Gabriel Delanne -
Nascido em Paris, França, no dia 23 de março
de 1857, e desencarnado na mesma cidade, no dia 15 de fevereiro de 1926.
François Marie Gabriel Delanne era filho de Alexandre
Delanne e de Dona Marie-Alexandrine Didelot Delanne, espíritas convictos e
praticantes, amigos íntimo de Allan Kardec. Um dia o Codificador tomou do
menino, colocou-o em seu colo, e vaticinou que ele seria um elemento de
destaque no Espiritismo.
Oriundo de família espírita, não teve maiores
dificuldades em assimilar as ideias reencarnacionistas. Sua mãe também
contribuiu na grandiosa obra da revelação, tendo sido uma das médiuns que
serviram de instrumento para o Codificador compilar as obras básicas da
Doutrina Espírita.
Quando do sepultamento do Mestre Lionês seu pai foi um
dos oradores antes de baixar a sepultura o corpo. Em 1870 quando da inauguração
do “dólmen” do Codificador, construindo no Cemitério de Pére-Lachaise,
Alexandre Delanne, impedido por motivo de saúde, de comparecer àquela
solenidade, escreveu uma carta, na qual, dando o seu próprio testemunho, fez
sobressair as qualidades de Allan
Kardec.
O seu extenso estudo sobre as vidas sucessivas intitulado
“A Teoria da Reencarnação “, constitui um documento de relevante importância para o
esclarecimento de um dos postulados fundamentais da Doutrina Espírita. Delanne
também foi o prefaciador da Biografia de Allan Kardec, publicada por Henri
Sausse, no ano de 1900.
Foi companheiro de pesquisas psíquicas de Charles Richet,
tendo por isso granjeado a sua estima e amizade. Em companhia desse grande sábio
francês, Delanne presenciou a materialização do Espírito Bem-Boa, fato que
passou para a História do Espiritismo. Tamanha era a confiança nele depositada
por Richet que ele escreveu em seu “ Tratado de Metapsíquica”; antes de cada sessão, juntamente com Delanne, examinávamos
tudo minuciosamente”.
Verifica-se, em todas as páginas das obras delanneanas,
surgir, palpitante, a precisão científica de sua argumentação, o respeito da
verdade demonstrada.
Desde os 13 anos de idade se sentiu atraído pelas
pesquisas em torno do Espiritismo experimental, e desde essa época se aplicou a
observação continua dos fenômenos que lhe era dado testemunhar no seu próprio
lar. Cursou a Escola Central de Artes e Ofícios, formando engenheiro
eletricista. Por isso desde cedo orientaria seu pensamento pêlos moldes
rigorosos da Ciência, e pode-se dizer que essa sua formação intelectual
serviu-lhe poderosamente, e dela sempre se utilizou na elaboração de suas obras
de proselitismo.”
Seu interesse pelo estudo e propagação das obras de Allan
Kardec, através da faceta científica, levou-o quando contava com 26 anos de
idade, a abandonar a profissão de engenheiro eletricista.

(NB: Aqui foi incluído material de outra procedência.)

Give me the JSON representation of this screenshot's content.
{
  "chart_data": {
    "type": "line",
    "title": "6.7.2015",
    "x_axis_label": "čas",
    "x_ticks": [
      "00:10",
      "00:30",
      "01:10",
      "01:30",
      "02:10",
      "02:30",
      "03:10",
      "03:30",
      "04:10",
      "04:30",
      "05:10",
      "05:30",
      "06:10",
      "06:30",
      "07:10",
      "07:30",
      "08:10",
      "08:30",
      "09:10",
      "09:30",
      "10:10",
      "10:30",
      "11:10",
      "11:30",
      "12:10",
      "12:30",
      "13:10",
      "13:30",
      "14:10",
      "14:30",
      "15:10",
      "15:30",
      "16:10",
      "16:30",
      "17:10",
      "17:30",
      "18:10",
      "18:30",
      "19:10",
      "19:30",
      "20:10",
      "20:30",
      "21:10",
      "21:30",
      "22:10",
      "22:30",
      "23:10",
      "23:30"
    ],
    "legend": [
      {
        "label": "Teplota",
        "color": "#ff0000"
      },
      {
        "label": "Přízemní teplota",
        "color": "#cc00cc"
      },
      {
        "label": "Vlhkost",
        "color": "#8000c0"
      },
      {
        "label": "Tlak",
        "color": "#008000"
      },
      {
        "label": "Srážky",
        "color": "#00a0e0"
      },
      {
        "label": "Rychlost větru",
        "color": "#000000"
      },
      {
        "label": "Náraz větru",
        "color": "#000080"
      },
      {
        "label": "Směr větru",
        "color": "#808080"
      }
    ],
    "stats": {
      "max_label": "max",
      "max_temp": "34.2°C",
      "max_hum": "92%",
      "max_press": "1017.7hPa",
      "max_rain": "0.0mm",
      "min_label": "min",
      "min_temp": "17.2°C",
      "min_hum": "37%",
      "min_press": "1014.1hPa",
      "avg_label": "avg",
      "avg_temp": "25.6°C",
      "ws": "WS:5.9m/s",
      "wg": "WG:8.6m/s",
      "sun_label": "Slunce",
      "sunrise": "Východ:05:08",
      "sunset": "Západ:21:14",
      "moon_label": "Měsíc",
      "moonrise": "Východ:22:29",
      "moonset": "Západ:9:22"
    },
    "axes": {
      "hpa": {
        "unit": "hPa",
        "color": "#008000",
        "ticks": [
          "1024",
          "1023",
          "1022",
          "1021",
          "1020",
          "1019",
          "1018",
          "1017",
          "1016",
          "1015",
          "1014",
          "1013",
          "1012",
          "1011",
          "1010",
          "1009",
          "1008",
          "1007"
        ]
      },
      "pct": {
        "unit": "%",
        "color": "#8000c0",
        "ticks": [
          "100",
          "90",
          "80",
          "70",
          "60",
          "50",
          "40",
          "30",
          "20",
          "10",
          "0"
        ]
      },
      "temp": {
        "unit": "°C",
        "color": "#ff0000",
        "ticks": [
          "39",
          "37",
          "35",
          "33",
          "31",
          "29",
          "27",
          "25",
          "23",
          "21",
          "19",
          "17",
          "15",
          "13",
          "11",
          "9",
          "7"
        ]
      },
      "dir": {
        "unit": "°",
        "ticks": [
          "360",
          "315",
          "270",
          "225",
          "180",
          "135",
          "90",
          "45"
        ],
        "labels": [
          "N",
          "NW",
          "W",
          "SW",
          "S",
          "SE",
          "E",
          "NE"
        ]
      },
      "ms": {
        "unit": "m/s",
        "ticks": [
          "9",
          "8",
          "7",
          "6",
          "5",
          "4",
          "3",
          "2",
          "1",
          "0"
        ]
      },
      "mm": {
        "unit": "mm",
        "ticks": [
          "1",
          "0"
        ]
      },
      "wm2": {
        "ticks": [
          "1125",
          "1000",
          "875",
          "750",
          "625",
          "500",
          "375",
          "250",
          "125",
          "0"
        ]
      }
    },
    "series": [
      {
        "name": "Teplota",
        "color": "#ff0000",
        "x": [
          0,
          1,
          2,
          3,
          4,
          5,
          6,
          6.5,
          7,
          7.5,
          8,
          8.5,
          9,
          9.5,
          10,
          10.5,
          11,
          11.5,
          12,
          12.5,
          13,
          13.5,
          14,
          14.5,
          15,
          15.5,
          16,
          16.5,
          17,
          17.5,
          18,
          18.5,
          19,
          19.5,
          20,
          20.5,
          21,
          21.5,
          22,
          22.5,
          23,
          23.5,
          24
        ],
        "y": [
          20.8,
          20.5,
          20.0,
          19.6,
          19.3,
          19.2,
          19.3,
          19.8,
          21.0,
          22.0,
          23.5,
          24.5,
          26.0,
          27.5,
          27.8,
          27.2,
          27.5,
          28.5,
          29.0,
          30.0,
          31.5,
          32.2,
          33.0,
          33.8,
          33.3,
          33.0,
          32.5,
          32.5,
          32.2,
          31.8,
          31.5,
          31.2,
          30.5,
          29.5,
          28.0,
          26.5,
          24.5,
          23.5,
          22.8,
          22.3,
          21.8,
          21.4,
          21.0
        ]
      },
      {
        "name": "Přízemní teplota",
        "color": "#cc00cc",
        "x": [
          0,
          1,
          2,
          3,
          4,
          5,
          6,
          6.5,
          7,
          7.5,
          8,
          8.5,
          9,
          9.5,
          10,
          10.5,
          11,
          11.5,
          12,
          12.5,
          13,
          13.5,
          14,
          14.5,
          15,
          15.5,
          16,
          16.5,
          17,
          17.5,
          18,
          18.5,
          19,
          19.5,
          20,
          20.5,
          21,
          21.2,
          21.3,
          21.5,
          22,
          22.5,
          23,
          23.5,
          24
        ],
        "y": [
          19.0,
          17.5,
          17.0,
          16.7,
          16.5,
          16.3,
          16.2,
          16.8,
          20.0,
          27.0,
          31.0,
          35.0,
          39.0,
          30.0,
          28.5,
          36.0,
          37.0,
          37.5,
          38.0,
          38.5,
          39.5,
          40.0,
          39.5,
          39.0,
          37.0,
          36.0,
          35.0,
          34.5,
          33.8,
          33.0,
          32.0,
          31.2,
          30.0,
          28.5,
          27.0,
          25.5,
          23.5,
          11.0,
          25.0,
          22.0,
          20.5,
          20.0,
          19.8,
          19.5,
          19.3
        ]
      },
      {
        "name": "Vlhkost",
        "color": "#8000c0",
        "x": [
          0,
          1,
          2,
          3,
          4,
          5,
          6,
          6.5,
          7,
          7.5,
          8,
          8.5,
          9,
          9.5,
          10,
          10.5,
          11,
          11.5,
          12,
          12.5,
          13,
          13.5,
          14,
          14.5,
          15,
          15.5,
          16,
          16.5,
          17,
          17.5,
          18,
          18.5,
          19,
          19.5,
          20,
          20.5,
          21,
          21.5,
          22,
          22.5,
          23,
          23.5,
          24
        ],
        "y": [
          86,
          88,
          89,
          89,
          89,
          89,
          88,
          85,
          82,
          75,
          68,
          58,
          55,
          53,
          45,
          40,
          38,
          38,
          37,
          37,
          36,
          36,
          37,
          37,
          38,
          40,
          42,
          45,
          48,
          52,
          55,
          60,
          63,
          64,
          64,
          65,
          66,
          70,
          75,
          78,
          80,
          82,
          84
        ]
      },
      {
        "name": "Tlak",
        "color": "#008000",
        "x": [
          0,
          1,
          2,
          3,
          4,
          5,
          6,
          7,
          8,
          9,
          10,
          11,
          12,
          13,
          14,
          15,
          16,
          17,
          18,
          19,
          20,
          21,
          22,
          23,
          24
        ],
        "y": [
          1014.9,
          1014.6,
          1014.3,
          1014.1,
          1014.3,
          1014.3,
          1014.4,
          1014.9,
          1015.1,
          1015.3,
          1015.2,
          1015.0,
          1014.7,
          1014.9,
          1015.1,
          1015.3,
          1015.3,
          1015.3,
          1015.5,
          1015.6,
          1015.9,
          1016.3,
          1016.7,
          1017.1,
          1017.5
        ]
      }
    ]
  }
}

No ultimo quartel de sua vida terrena, foi visitado pelo
ilustre confrade espírita brasileiro Dr. Canuto Abreu com que muito dialogaram,
disse-nos, ele; “Gabriel Delanne era a meus olhos
como um herdeiro da missão em que seus pais haviam eficientemente colaborado.
Era, naquele instante de minha vida, o maior e o mais velho da segunda geração
do Espiritismo.”
Gabriel Delanne, em conversa com Henri Regnault, disse
que quando resolvera consagrar-se resolutamente à propaganda espírita, foi-lhe transmitida uma mensagem no
seguinte teor: - “ Nada temas. Tem confiança.
Jamais serás rico sob o ponto de vista material; coisa alguma, porém, te faltará
na vida.”
Era com imenso prazer que ele contava à seus íntimos o
seguinte episódio de sua vida:
“ Em certo dia do ano de
1883, recebi uma carta em que a missivista, residente em Versalhes, encarecia a
minha visita, a fim de inteirar-me sobre o assunto concernente ao Espiritismo.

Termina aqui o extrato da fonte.